妄想小説
走る女 第二部
七十五
そしてターゲット・バードゴルフの開催日の前日になって市長の元に送られてきたケースに入ったゴルフのパターのようなクラブと、ウェア、靴、サンバイザーのロゴ入り帽子を受け取った花音だったが、自分のアパートに持ち帰って部屋でウェアを試着してみてそのスコートの短さに驚いていた。
(これを着てゴルフまがいのゲームをするのか・・・。)
短いスコートには一応、アンダースコートと呼ばれる見えてもそれほどエロティックには見えない疑似的な下着のようなものが付いていた。それはショーツというよりショートパンツに近いもので、アイドルタレントが舞台上でスカートが翻ってもいいように穿くものに近かった。
(まあ、アンスコをショーツの上から穿いていればいいか。)
安易にそう納得してしまった花音だった。
「あの、協会の方に送って頂いたウェアに着替えたいのですけれど更衣室を使ってもよろしいですか?」
花音は二日間世話になったグランド管理人の蛭田に管理人室に付随している掃除婦たちが作業着に着替える更衣室を使っていいか申し出る。
「ああ、どうぞ、どうぞ。気兼ねなくお使いください。」
蛭田のその言葉に持参した着替えを持って更衣室に向かった花音だったが、更衣室に入るや否や自分のスマホに送られてきたメールに反応する。
(あら、何かしら。あれっ? このメアド、誰からかしら・・・。)
そう一瞬思った花音だったが、それがグランドの留守番を言い渡されてストッキングで覆面をした男に襲われた後の夜、自分をグランド男子トイレに呼び出した謎のメール送信者だと気づいて戦慄を憶える。
<今日のターゲット・バードゴルフではスコートの下にショーツもアンスコも一切着けることを禁じる。ノーパンで出ること。背けばこの画像をあちこちに貼り出す。>
そう書かれたメッセージの後に添付されていたのは、あの日撮られたらしい花音が誰にも見せたくない画像なのだった。
(え? こ、これって・・・。)
それはまさしくあの日、花音がグランドの男子トイレに呼び出されて全裸になるよう強要され首を繋がれてひと晩を過ごしたその場の画像なのだった。目の部分は黒塗りで隠されてはいるものの、命令に従わなければ黒塗りは外してあちこちにばらまくぞと言う脅迫に他ならなかった。
(やっぱり、あの時写真まで撮られていたのだわ。どうしよう・・・。)
花音に判断の為残されていた時間は殆どなかった。意を決して一旦は身に着けたアンスコとショーツを脱ぎ捨て、持ってきたバッグに押し込むとノーパンのままグランドの会場に向かったのだった。

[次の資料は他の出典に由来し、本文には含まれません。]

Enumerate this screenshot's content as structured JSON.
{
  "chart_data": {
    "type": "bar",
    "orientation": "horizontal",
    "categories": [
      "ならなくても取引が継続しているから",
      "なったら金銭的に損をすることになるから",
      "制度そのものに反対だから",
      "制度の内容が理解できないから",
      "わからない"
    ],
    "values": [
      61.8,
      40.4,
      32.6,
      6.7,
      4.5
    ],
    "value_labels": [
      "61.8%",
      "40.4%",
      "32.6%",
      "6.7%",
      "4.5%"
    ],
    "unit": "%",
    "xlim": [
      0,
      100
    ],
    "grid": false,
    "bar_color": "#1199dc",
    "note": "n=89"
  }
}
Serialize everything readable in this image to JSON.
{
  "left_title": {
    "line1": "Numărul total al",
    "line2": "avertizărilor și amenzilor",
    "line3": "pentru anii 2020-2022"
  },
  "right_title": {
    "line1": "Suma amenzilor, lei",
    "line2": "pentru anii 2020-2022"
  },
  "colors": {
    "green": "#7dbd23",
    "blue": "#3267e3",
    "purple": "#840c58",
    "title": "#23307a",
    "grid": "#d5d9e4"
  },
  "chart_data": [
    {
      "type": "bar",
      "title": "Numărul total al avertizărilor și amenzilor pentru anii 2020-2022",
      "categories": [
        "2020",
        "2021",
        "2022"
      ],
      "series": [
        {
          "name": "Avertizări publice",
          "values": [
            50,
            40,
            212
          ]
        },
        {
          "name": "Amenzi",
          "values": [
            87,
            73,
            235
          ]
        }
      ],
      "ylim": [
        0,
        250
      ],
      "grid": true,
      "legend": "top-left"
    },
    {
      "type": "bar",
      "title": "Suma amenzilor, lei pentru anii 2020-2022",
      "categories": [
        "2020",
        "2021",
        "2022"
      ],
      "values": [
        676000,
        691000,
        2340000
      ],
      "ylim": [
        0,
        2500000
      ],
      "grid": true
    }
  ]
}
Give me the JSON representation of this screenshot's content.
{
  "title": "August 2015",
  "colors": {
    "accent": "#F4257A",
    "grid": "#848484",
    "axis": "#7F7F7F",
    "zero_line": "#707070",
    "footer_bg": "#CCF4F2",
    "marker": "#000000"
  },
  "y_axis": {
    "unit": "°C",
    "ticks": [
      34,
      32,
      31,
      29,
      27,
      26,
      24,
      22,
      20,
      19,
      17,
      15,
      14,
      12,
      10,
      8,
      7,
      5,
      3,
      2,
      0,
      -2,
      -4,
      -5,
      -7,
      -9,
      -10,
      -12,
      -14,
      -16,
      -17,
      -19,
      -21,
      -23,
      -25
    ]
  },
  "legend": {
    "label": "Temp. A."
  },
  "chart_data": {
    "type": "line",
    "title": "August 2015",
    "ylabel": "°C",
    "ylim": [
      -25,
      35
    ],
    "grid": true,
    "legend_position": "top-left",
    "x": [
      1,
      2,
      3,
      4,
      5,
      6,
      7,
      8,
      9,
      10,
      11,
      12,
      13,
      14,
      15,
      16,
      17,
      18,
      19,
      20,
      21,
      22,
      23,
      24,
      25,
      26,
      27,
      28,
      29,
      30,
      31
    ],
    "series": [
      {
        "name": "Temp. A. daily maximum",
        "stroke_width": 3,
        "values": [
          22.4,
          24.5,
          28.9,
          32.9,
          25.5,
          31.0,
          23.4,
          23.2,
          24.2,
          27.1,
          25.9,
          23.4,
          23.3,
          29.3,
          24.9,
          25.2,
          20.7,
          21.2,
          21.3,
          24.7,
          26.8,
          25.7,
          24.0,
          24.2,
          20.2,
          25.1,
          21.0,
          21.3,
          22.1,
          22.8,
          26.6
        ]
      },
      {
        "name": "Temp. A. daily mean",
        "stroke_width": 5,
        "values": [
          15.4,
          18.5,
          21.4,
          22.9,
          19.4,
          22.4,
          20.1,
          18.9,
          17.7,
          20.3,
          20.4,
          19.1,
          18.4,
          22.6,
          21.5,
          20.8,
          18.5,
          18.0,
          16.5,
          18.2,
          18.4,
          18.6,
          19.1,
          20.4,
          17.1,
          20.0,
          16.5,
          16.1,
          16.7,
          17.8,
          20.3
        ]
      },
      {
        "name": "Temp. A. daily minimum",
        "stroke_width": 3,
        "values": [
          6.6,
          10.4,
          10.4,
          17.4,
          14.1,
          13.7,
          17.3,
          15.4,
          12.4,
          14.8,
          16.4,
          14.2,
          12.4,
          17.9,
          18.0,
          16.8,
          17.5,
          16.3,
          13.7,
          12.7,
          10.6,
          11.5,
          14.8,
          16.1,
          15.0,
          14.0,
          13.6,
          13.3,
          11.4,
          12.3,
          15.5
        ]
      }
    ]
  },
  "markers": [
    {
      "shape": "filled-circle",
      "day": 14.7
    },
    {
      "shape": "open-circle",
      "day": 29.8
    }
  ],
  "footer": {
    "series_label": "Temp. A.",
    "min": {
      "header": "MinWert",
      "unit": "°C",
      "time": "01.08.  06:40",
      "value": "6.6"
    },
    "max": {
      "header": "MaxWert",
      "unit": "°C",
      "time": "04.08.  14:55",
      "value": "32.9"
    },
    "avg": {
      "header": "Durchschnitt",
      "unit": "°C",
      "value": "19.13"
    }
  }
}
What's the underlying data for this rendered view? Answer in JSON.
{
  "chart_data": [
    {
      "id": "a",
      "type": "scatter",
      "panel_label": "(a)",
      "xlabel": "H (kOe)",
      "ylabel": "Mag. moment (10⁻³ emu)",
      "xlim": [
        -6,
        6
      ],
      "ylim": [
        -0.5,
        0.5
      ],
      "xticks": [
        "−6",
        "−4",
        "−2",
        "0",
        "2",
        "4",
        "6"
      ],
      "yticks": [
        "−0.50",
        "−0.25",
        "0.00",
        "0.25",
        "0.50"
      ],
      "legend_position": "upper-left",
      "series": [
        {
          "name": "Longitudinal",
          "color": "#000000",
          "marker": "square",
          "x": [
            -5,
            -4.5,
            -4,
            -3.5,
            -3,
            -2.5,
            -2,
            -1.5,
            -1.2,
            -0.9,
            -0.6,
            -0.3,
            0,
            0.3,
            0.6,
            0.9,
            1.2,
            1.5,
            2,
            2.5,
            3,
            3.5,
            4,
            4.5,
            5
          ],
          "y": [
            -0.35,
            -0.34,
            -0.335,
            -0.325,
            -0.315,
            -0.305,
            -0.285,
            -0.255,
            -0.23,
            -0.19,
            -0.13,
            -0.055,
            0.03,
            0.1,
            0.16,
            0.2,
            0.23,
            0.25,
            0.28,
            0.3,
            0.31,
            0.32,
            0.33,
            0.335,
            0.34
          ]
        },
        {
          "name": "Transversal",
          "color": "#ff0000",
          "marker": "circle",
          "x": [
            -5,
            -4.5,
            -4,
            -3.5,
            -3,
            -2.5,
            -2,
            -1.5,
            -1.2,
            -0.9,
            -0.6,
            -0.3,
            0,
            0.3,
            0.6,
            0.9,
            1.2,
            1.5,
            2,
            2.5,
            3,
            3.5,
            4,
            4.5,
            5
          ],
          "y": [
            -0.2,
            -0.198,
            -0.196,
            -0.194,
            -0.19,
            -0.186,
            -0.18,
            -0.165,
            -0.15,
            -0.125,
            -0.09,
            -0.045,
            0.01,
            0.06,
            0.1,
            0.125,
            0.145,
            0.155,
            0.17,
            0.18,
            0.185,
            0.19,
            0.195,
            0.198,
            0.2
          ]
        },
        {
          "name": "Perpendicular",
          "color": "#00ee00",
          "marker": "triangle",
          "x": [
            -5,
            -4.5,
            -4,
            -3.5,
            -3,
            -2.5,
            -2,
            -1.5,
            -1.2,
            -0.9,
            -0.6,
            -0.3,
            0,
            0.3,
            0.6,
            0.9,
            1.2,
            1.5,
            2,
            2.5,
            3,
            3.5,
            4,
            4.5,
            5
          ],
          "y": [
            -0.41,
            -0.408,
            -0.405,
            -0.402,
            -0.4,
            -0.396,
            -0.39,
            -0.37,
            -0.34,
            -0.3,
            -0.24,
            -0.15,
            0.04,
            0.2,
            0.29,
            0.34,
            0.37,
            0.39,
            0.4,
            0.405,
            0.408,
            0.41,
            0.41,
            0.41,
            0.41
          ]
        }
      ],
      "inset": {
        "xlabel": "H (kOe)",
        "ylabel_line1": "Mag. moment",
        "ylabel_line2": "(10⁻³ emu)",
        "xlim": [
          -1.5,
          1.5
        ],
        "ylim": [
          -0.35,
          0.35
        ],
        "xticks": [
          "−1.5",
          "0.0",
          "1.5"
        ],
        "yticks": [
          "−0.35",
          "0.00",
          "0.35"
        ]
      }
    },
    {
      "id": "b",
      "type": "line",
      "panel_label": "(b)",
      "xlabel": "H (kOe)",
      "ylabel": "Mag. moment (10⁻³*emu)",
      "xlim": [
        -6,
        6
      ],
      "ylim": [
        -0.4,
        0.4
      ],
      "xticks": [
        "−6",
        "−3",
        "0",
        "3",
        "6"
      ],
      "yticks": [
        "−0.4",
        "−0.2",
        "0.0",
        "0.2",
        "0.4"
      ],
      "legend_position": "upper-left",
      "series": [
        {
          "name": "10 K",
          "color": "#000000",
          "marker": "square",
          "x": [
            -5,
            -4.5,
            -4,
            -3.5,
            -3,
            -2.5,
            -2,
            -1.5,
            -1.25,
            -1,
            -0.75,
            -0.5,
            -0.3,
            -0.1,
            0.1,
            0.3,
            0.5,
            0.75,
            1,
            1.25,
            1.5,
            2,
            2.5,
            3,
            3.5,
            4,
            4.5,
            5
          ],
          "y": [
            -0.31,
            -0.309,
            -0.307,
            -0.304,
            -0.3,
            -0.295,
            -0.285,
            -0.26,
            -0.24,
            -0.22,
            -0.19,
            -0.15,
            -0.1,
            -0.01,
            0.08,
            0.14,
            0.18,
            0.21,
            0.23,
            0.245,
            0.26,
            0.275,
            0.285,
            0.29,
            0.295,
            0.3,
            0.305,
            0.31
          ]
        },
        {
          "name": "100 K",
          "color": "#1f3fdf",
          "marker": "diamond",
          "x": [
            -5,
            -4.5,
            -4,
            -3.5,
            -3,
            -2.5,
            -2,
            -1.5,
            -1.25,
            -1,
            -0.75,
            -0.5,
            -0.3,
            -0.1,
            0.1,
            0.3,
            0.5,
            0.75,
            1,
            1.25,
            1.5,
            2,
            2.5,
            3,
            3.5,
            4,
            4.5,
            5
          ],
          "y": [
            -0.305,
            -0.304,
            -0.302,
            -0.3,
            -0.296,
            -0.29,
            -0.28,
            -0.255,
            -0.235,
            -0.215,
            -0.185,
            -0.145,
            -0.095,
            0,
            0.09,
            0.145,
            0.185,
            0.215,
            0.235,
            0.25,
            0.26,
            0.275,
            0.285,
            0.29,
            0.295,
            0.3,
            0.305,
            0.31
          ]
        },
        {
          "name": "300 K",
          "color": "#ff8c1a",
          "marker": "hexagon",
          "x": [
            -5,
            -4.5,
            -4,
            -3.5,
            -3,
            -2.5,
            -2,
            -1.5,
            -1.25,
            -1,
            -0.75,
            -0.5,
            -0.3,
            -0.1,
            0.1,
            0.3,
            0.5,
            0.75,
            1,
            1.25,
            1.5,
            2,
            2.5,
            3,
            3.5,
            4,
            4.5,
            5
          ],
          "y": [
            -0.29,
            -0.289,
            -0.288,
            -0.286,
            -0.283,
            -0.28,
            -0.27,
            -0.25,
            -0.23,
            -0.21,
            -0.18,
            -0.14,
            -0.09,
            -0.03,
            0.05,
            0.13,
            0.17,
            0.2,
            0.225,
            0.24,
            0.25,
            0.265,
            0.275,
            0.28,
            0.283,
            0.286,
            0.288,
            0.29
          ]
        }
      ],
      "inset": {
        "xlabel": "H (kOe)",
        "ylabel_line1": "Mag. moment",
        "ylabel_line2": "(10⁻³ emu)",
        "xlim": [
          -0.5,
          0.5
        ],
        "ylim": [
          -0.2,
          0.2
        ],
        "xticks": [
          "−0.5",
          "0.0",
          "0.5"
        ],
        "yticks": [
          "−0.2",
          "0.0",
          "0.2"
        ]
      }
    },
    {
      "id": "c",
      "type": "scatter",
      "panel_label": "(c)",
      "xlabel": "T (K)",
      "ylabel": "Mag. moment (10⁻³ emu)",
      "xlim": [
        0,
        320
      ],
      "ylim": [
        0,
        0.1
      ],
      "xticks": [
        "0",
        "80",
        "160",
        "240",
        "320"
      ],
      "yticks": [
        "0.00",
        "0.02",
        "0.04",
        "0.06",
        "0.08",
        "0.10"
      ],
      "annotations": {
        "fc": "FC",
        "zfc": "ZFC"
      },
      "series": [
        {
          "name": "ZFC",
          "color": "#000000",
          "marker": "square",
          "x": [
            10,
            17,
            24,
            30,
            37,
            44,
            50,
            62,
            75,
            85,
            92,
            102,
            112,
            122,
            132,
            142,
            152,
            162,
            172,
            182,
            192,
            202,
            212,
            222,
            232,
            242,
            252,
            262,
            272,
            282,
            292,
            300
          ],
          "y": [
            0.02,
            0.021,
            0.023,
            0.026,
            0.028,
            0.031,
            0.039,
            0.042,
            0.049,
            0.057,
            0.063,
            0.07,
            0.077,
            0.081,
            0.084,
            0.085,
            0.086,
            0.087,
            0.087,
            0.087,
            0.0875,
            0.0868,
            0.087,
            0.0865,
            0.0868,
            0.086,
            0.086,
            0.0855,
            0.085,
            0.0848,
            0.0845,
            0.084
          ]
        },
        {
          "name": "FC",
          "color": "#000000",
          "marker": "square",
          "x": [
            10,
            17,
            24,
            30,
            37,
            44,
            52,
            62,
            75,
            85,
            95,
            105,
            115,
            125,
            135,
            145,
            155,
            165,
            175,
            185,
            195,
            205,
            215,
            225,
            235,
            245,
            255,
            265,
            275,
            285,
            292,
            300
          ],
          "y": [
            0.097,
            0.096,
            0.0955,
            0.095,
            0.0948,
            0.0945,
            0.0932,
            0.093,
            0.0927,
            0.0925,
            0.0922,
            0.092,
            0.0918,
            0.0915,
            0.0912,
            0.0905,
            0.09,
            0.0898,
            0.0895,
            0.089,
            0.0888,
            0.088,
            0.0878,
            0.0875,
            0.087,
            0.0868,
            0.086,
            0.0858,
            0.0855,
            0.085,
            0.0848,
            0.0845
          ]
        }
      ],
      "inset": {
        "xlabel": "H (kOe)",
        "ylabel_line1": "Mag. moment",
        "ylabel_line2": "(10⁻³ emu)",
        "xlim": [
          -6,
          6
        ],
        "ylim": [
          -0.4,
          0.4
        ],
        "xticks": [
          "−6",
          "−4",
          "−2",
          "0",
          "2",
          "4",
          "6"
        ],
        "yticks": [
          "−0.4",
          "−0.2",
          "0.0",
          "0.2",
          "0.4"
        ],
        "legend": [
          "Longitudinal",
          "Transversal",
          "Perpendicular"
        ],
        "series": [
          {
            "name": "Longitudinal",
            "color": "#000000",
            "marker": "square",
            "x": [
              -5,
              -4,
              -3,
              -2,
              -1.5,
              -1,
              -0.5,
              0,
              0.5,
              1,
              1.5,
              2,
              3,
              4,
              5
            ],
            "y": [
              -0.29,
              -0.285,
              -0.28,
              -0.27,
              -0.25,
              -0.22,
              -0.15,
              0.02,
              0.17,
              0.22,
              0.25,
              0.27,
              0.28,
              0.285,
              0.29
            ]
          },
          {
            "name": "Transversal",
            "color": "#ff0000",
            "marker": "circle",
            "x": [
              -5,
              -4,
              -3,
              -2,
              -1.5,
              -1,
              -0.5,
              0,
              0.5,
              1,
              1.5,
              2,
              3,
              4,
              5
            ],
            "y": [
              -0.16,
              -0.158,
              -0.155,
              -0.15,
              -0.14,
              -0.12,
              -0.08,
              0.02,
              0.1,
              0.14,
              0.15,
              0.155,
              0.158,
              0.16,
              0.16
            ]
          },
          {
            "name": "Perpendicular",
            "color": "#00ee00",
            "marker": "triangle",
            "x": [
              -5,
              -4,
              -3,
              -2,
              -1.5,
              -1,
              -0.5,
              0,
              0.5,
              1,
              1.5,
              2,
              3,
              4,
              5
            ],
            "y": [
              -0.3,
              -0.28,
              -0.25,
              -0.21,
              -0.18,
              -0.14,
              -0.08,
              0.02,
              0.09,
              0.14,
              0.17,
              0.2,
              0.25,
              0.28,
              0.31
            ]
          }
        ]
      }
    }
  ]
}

「ああ、早乙女さん。とってもお似合いですね、そのウェア。うちの若いのが選びに選んだウェアなのですよ。そんな姿で我々の前でプレイして頂ければ、我々年寄り連中の意気もあがるってもんですよ。」
勝手なことを言う大会主催者たちの前で、気もそぞろに受け答えをする花音だった。
「えーっと、ターゲット・バードゴルフは初めてとかお聞きしましたが、事前のレクチャーを一応考えておるのですが・・・。」
「ああ、ゴルフのスィングだけでしたら、普通のゴルフで経験はあるので・・・。」
「あ、そうですか? ならあんまり説明は必要ないかもしれませんね。スィングの基本は普通のゴルフと何等変わりませんので。チャー、シュー、メーン。ああいった感じです。」
「ああ、そうなのですね。だったら大丈夫と思います。」
花音は手取り足取りで教えたがっている運営関係者たちの事前レクチャーを何とか退ける。
関係者たちを先にグランドに行かせて、花音は皆が居なくなったところで管理人室入口にある姿見で自分の姿を映してみる。スコートはかなり短く心許ない。しかし、普通に立っていればスコートの中が覗いてしまうことはない。試しに膝を折ってしゃがんでみる。
(不用意に脚を伸ばしたまま屈みこんだりしなければ、パンティを穿いてないことは気づかれないかもしれないわ。)
そう思うと、勇気を奮い立たせてグランドに向かう事にしたのだった。